Inaccurate Laser/Camera equipment

Author
Discussion

freewheeler

Original Poster:

1,416 posts

223 months

Thursday 8th February 2007
quotequote all
Violation of European Law. Section 172 of The Road Traffic Act is used to request information that incriminates. Failure to comply with the legislation is a criminal offence which results in penalty if charged. The ECJ in numerous cases have stated that you cannot request information that would incriminate by way of penalty.

There are numerous cases awaiting a hearing before the ECJ however, the waiting time for such a hearing is long. In the meantime the government rakes in £225 million in corrupt speeding fines. Corrupt because the camera/laser equipement have been proven inaccurate within Crown Courts amongst other matters and still, the judiciary persist to prosecute.

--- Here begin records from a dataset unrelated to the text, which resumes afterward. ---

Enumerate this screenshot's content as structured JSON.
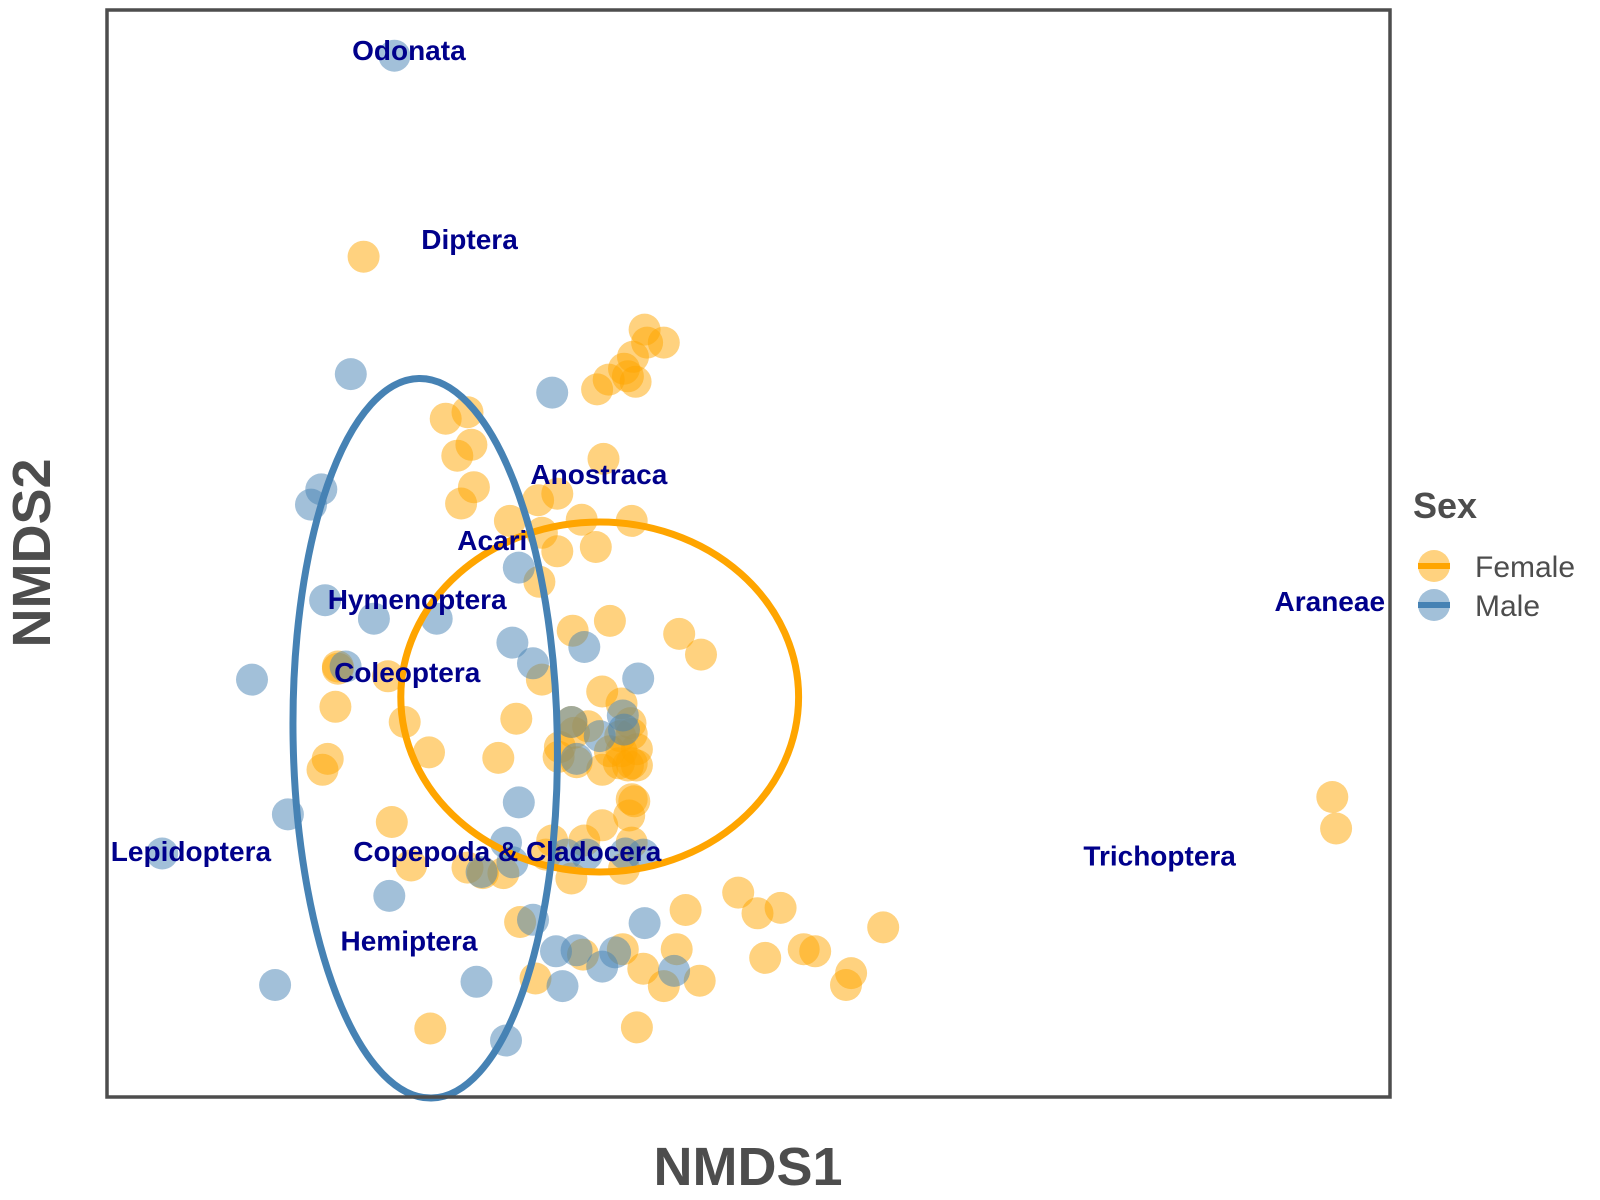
{
  "chart_data": {
    "type": "scatter",
    "title": "",
    "xlabel": "NMDS1",
    "ylabel": "NMDS2",
    "xlim": [
      0,
      100
    ],
    "ylim": [
      0,
      100
    ],
    "grid": false,
    "axis_ticks_shown": false,
    "legend": {
      "title": "Sex",
      "placement": "right",
      "entries": [
        "Female",
        "Male"
      ]
    },
    "colors": {
      "Female": "#ffa500",
      "Male": "#4682b4",
      "labels": "#00008b",
      "axis_text": "#4d4d4d"
    },
    "series": [
      {
        "name": "Female",
        "points": [
          [
            20.0,
            77.3
          ],
          [
            27.3,
            59.0
          ],
          [
            28.1,
            63.0
          ],
          [
            28.4,
            60.0
          ],
          [
            26.4,
            62.4
          ],
          [
            27.6,
            54.6
          ],
          [
            28.6,
            56.1
          ],
          [
            31.4,
            53.0
          ],
          [
            33.6,
            54.9
          ],
          [
            33.9,
            51.9
          ],
          [
            35.1,
            50.2
          ],
          [
            36.3,
            42.9
          ],
          [
            35.1,
            55.5
          ],
          [
            37.0,
            53.1
          ],
          [
            38.7,
            58.7
          ],
          [
            38.1,
            50.6
          ],
          [
            39.2,
            43.8
          ],
          [
            40.9,
            53.0
          ],
          [
            31.9,
            34.8
          ],
          [
            35.3,
            32.2
          ],
          [
            35.2,
            31.3
          ],
          [
            36.4,
            33.5
          ],
          [
            30.5,
            31.2
          ],
          [
            18.0,
            39.6
          ],
          [
            18.0,
            39.4
          ],
          [
            21.9,
            38.7
          ],
          [
            23.2,
            34.5
          ],
          [
            17.8,
            35.9
          ],
          [
            17.2,
            31.1
          ],
          [
            16.8,
            30.1
          ],
          [
            22.2,
            25.3
          ],
          [
            23.7,
            21.3
          ],
          [
            28.1,
            21.1
          ],
          [
            29.3,
            20.6
          ],
          [
            30.9,
            20.6
          ],
          [
            34.7,
            23.6
          ],
          [
            37.2,
            23.6
          ],
          [
            36.2,
            20.1
          ],
          [
            40.9,
            23.4
          ],
          [
            34.2,
            22.3
          ],
          [
            38.6,
            25.0
          ],
          [
            41.1,
            27.2
          ],
          [
            40.9,
            27.4
          ],
          [
            40.3,
            21.0
          ],
          [
            40.7,
            25.9
          ],
          [
            38.6,
            30.1
          ],
          [
            39.9,
            30.7
          ],
          [
            41.3,
            30.5
          ],
          [
            41.3,
            32.0
          ],
          [
            40.6,
            30.5
          ],
          [
            39.2,
            31.8
          ],
          [
            40.1,
            31.8
          ],
          [
            40.0,
            33.2
          ],
          [
            37.5,
            34.1
          ],
          [
            36.2,
            34.5
          ],
          [
            40.1,
            36.2
          ],
          [
            38.6,
            37.3
          ],
          [
            33.9,
            38.4
          ],
          [
            33.7,
            47.4
          ],
          [
            36.6,
            30.8
          ],
          [
            40.9,
            30.7
          ],
          [
            40.8,
            34.4
          ],
          [
            40.9,
            33.4
          ],
          [
            46.3,
            40.7
          ],
          [
            44.6,
            42.6
          ],
          [
            25.1,
            31.7
          ],
          [
            38.2,
            65.1
          ],
          [
            39.1,
            66.0
          ],
          [
            40.3,
            67.0
          ],
          [
            40.6,
            66.3
          ],
          [
            41.2,
            65.8
          ],
          [
            41.0,
            68.1
          ],
          [
            42.1,
            69.4
          ],
          [
            43.4,
            69.4
          ],
          [
            41.9,
            70.6
          ],
          [
            49.2,
            18.8
          ],
          [
            44.4,
            13.6
          ],
          [
            45.1,
            17.2
          ],
          [
            32.2,
            16.1
          ],
          [
            40.2,
            13.6
          ],
          [
            41.8,
            11.8
          ],
          [
            43.4,
            10.2
          ],
          [
            37.1,
            13.1
          ],
          [
            33.4,
            10.9
          ],
          [
            46.2,
            10.7
          ],
          [
            25.2,
            6.3
          ],
          [
            41.3,
            6.4
          ],
          [
            51.3,
            12.8
          ],
          [
            50.7,
            16.9
          ],
          [
            55.2,
            13.4
          ],
          [
            54.3,
            13.6
          ],
          [
            52.5,
            17.4
          ],
          [
            60.5,
            15.6
          ],
          [
            58.0,
            11.4
          ],
          [
            57.6,
            10.3
          ],
          [
            95.5,
            27.6
          ],
          [
            95.8,
            24.7
          ]
        ]
      },
      {
        "name": "Male",
        "points": [
          [
            22.4,
            95.8
          ],
          [
            19.0,
            66.5
          ],
          [
            34.7,
            64.8
          ],
          [
            15.9,
            54.5
          ],
          [
            16.7,
            55.9
          ],
          [
            32.1,
            48.7
          ],
          [
            17.0,
            45.7
          ],
          [
            20.8,
            44.0
          ],
          [
            25.7,
            44.0
          ],
          [
            31.6,
            41.8
          ],
          [
            37.2,
            41.4
          ],
          [
            11.3,
            38.4
          ],
          [
            18.6,
            39.6
          ],
          [
            41.4,
            38.5
          ],
          [
            40.3,
            33.8
          ],
          [
            36.6,
            31.1
          ],
          [
            33.2,
            39.9
          ],
          [
            38.4,
            33.2
          ],
          [
            36.2,
            34.5
          ],
          [
            40.2,
            35.1
          ],
          [
            32.1,
            27.1
          ],
          [
            14.1,
            26.0
          ],
          [
            4.3,
            22.4
          ],
          [
            29.2,
            20.7
          ],
          [
            31.1,
            23.4
          ],
          [
            31.6,
            21.6
          ],
          [
            35.8,
            22.3
          ],
          [
            37.4,
            22.3
          ],
          [
            40.4,
            22.4
          ],
          [
            41.8,
            22.3
          ],
          [
            22.0,
            18.5
          ],
          [
            33.2,
            16.3
          ],
          [
            35.0,
            13.4
          ],
          [
            36.6,
            13.5
          ],
          [
            39.6,
            13.3
          ],
          [
            41.9,
            16.0
          ],
          [
            44.2,
            11.6
          ],
          [
            13.1,
            10.3
          ],
          [
            31.1,
            5.2
          ],
          [
            28.8,
            10.6
          ],
          [
            35.5,
            10.2
          ],
          [
            38.6,
            12.0
          ]
        ]
      }
    ],
    "ellipses": [
      {
        "series": "Female",
        "center": [
          38.4,
          36.8
        ],
        "radii": [
          15.5,
          16.1
        ],
        "rotation_deg": 0
      },
      {
        "series": "Male",
        "center": [
          24.8,
          33.0
        ],
        "radii": [
          10.3,
          33.1
        ],
        "rotation_deg": -1
      }
    ],
    "annotations": [
      {
        "text": "Odonata",
        "x": 19.1,
        "y": 95.4
      },
      {
        "text": "Diptera",
        "x": 24.5,
        "y": 78.0
      },
      {
        "text": "Anostraca",
        "x": 33.0,
        "y": 56.4
      },
      {
        "text": "Acari",
        "x": 27.3,
        "y": 50.3
      },
      {
        "text": "Hymenoptera",
        "x": 17.2,
        "y": 44.9
      },
      {
        "text": "Coleoptera",
        "x": 17.7,
        "y": 38.2
      },
      {
        "text": "Lepidoptera",
        "x": 0.3,
        "y": 21.7
      },
      {
        "text": "Copepoda & Cladocera",
        "x": 19.2,
        "y": 21.7
      },
      {
        "text": "Hemiptera",
        "x": 18.2,
        "y": 13.5
      },
      {
        "text": "Araneae",
        "x": 91.0,
        "y": 44.7
      },
      {
        "text": "Trichoptera",
        "x": 76.1,
        "y": 21.3
      }
    ]
  }
}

The petition further highlights matters.

http://petitions.pm.gov.uk/Violation/


N.B. This thread belongs to Cen, noticed it was posted without a title!

LuS1fer

42,613 posts

260 months

Thursday 8th February 2007
quotequote all
The point on self-incrimination has been raised before in the European Court of Human Rights and in previous cases they have upheld it on the basis you still have the choice of not complying. The trouble is many of the cases come from other EU States so they have to apply the same principles across the board.

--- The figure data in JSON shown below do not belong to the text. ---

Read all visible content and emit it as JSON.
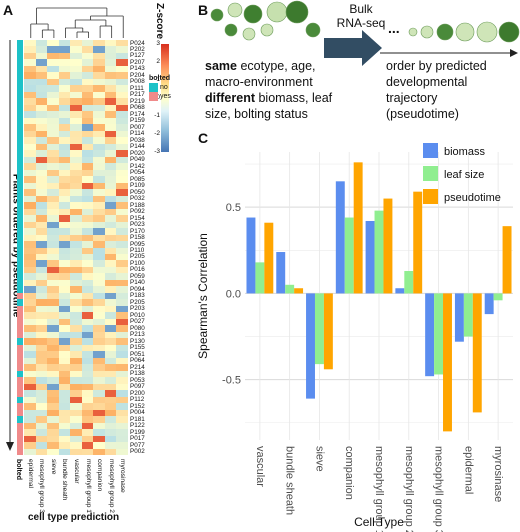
{
  "panel_a": {
    "letter": "A",
    "zscore_title": "Z-score",
    "colorbar_ticks": [
      "3",
      "2",
      "1",
      "0",
      "-1",
      "-2",
      "-3"
    ],
    "bolted_title": "bolted",
    "bolted_legend": [
      {
        "label": "no",
        "color": "#1dc2c8"
      },
      {
        "label": "yes",
        "color": "#f08a8a"
      }
    ],
    "y_axis_label": "Plants ordered by pseudotime",
    "bolted_strip_label": "bolted",
    "x_axis_label": "cell type prediction",
    "columns": [
      "epidermal",
      "mesophyll group 3",
      "sieve",
      "bundle sheath",
      "vascular",
      "mesophyll group 1",
      "companion",
      "mesophyll group 2",
      "myrosinase"
    ],
    "rows": [
      "P024",
      "P202",
      "P127",
      "P207",
      "P143",
      "P204",
      "P008",
      "P111",
      "P217",
      "P219",
      "P068",
      "P174",
      "P159",
      "P007",
      "P114",
      "P038",
      "P144",
      "P020",
      "P049",
      "P142",
      "P054",
      "P085",
      "P109",
      "P050",
      "P032",
      "P188",
      "P092",
      "P154",
      "P023",
      "P170",
      "P158",
      "P095",
      "P110",
      "P205",
      "P100",
      "P016",
      "P059",
      "P140",
      "P094",
      "P183",
      "P205",
      "P203",
      "P010",
      "P027",
      "P080",
      "P213",
      "P130",
      "P155",
      "P051",
      "P064",
      "P214",
      "P138",
      "P053",
      "P097",
      "P200",
      "P112",
      "P152",
      "P004",
      "P181",
      "P122",
      "P199",
      "P017",
      "P077",
      "P002"
    ],
    "bolted": [
      "no",
      "no",
      "no",
      "no",
      "no",
      "no",
      "no",
      "no",
      "no",
      "no",
      "no",
      "no",
      "no",
      "no",
      "no",
      "no",
      "no",
      "no",
      "no",
      "no",
      "no",
      "no",
      "no",
      "no",
      "no",
      "no",
      "no",
      "no",
      "no",
      "no",
      "no",
      "no",
      "no",
      "no",
      "no",
      "no",
      "no",
      "no",
      "no",
      "yes",
      "no",
      "yes",
      "yes",
      "yes",
      "yes",
      "yes",
      "no",
      "yes",
      "yes",
      "yes",
      "yes",
      "no",
      "yes",
      "yes",
      "yes",
      "no",
      "yes",
      "yes",
      "no",
      "yes",
      "yes",
      "yes",
      "yes",
      "yes"
    ],
    "colors": {
      "high": "#d7301f",
      "mid": "#ffffcc",
      "low": "#4575b4",
      "no": "#1dc2c8",
      "yes": "#f08a8a"
    }
  },
  "panel_b": {
    "letter": "B",
    "arrow_label": "Bulk\nRNA-seq",
    "ellipsis": "...",
    "text_bold_1": "same",
    "text_line_1": " ecotype, age,",
    "text_line_2": "macro-environment",
    "text_bold_2": "different",
    "text_line_3": " biomass, leaf",
    "text_line_4": "size, bolting status",
    "order_line_1": "order by predicted",
    "order_line_2": "developmental",
    "order_line_3": "trajectory",
    "order_line_4": "(pseudotime)"
  },
  "panel_c": {
    "letter": "C"
  },
  "chart_data": {
    "type": "bar",
    "categories": [
      "vascular",
      "bundle sheath",
      "sieve",
      "companion",
      "mesophyll group 1",
      "mesophyll group 2",
      "mesophyll group 3",
      "epidermal",
      "myrosinase"
    ],
    "series": [
      {
        "name": "biomass",
        "color": "#5b8def",
        "values": [
          0.44,
          0.24,
          -0.61,
          0.65,
          0.42,
          0.03,
          -0.48,
          -0.28,
          -0.12
        ]
      },
      {
        "name": "leaf size",
        "color": "#90ee90",
        "values": [
          0.18,
          0.05,
          -0.41,
          0.44,
          0.48,
          0.13,
          -0.47,
          -0.25,
          -0.04
        ]
      },
      {
        "name": "pseudotime",
        "color": "#ffa500",
        "values": [
          0.41,
          0.03,
          -0.44,
          0.76,
          0.55,
          0.59,
          -0.8,
          -0.69,
          0.39
        ]
      }
    ],
    "xlabel": "Cell Type",
    "ylabel": "Spearman's Correlation",
    "ylim": [
      -0.85,
      0.82
    ],
    "yticks": [
      "0.5",
      "0.0",
      "-0.5"
    ],
    "ytick_values": [
      0.5,
      0.0,
      -0.5
    ],
    "grid": true,
    "legend": "top-right"
  }
}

I can't comment on the accuracy of speed cameras because it depends on whether they are used correctly and sensationalist journalists after a story will deliberately operate them incorrectly to get a cheap headline. having said that, I haven't seen the company responsible for making these devices rush forward to publicly and scientifically prove their accuracy beyond doubt by correct use.

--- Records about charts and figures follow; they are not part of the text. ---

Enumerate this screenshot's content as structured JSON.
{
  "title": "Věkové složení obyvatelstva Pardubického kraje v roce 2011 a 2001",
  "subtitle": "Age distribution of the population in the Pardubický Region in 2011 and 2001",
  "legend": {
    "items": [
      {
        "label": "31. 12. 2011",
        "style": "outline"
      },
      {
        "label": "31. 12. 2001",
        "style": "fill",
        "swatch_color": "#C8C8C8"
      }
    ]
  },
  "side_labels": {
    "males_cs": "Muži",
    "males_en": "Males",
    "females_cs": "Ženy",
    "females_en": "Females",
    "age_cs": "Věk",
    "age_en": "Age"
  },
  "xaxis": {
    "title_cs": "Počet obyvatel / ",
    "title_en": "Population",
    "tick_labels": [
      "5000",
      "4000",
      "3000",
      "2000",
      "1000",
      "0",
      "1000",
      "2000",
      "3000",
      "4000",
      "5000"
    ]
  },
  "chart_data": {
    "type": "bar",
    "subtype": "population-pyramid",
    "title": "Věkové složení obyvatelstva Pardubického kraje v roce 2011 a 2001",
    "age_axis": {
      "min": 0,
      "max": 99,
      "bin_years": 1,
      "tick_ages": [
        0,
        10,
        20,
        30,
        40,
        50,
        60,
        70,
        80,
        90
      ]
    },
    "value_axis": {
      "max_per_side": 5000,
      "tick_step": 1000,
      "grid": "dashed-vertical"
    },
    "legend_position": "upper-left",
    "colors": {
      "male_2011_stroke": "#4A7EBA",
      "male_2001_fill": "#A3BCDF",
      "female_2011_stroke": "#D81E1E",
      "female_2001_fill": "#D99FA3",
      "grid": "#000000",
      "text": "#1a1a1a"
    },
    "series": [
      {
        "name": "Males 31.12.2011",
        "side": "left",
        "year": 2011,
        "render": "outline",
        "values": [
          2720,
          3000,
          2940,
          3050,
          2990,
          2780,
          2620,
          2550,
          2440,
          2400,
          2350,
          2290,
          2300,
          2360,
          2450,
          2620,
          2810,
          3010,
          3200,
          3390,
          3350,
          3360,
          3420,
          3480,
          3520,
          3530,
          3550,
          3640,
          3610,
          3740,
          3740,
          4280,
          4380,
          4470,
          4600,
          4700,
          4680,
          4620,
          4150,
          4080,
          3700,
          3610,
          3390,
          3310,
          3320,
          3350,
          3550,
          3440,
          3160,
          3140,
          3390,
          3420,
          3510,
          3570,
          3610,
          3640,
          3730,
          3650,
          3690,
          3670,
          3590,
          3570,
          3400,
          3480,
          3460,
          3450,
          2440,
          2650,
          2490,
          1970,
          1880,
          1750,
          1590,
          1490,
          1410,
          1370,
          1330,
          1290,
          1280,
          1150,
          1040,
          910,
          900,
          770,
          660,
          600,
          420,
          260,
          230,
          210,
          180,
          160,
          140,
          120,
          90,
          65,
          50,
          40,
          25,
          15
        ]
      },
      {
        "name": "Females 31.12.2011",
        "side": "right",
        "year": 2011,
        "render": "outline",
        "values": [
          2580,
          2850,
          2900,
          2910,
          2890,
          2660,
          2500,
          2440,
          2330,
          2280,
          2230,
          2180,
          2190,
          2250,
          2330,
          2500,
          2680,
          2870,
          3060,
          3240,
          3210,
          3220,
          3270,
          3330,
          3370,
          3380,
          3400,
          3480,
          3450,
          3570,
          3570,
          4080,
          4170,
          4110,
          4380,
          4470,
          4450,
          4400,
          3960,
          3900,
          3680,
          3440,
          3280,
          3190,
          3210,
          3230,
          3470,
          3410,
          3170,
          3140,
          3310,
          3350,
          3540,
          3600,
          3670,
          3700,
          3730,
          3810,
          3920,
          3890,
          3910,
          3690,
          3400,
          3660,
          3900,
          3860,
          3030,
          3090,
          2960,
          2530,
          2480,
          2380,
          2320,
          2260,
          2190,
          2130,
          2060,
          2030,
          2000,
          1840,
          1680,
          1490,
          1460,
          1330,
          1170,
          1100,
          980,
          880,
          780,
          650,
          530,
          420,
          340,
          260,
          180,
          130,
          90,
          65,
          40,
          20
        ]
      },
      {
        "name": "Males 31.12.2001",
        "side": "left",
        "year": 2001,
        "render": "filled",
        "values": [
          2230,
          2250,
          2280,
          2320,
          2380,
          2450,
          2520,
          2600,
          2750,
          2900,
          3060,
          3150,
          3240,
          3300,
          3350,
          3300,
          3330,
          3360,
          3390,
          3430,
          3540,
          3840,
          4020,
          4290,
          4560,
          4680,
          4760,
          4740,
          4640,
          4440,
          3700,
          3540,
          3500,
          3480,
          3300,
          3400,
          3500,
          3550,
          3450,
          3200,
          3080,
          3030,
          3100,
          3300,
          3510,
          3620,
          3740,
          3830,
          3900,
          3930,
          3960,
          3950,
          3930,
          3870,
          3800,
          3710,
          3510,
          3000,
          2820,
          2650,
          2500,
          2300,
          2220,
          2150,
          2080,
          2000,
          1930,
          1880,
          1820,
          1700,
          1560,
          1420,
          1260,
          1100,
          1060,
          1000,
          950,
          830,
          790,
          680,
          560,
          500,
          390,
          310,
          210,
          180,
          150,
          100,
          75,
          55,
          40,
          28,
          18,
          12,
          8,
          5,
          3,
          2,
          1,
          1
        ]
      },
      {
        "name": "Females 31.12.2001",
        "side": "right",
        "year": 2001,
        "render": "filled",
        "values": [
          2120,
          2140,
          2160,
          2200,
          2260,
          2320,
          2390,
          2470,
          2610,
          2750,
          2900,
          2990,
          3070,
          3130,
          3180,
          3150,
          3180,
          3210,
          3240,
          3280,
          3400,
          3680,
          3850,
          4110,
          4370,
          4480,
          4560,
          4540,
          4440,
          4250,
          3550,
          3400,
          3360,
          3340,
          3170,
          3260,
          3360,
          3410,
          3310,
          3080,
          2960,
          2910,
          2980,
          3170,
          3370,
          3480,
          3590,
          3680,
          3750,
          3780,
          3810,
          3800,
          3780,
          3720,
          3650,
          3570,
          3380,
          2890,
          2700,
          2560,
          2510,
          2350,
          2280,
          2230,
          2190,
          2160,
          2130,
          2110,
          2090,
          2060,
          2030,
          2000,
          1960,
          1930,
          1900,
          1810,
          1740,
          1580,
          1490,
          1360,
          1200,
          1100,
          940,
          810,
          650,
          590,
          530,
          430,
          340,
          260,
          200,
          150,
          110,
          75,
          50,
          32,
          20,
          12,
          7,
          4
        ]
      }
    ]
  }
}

Still, no harm in keeping at 'em because clarifying the law is just as important as enforcing it.

turnandburn

2 posts

221 months

Sunday 18th February 2007
quotequote all
well if its home office approved we can all sleep safe at night i guess cos surely they cant be wrong.............

Philbes

4,658 posts

249 months

Sunday 18th February 2007
quotequote all
I agre with the priciple behind the petition, but unfortunately the petition is poorly worded :-


"The aforementioned section then, violates European Law. The ECJ (European Court of Justice) have on numerous occasions in prior case stated that in Criminal Offences, information that would incriminate by means of penalty is forbidden."

What was meant, I assume, was :-

"The aforementioned section then, violates European Law. The ECJ (European Court of Justice) HAS on numerous occasions in prior caseS stated that in Criminal Offences, DEMANDING by means of penalty information that would incriminate is forbidden."

Has the ECJ actually made such a statement?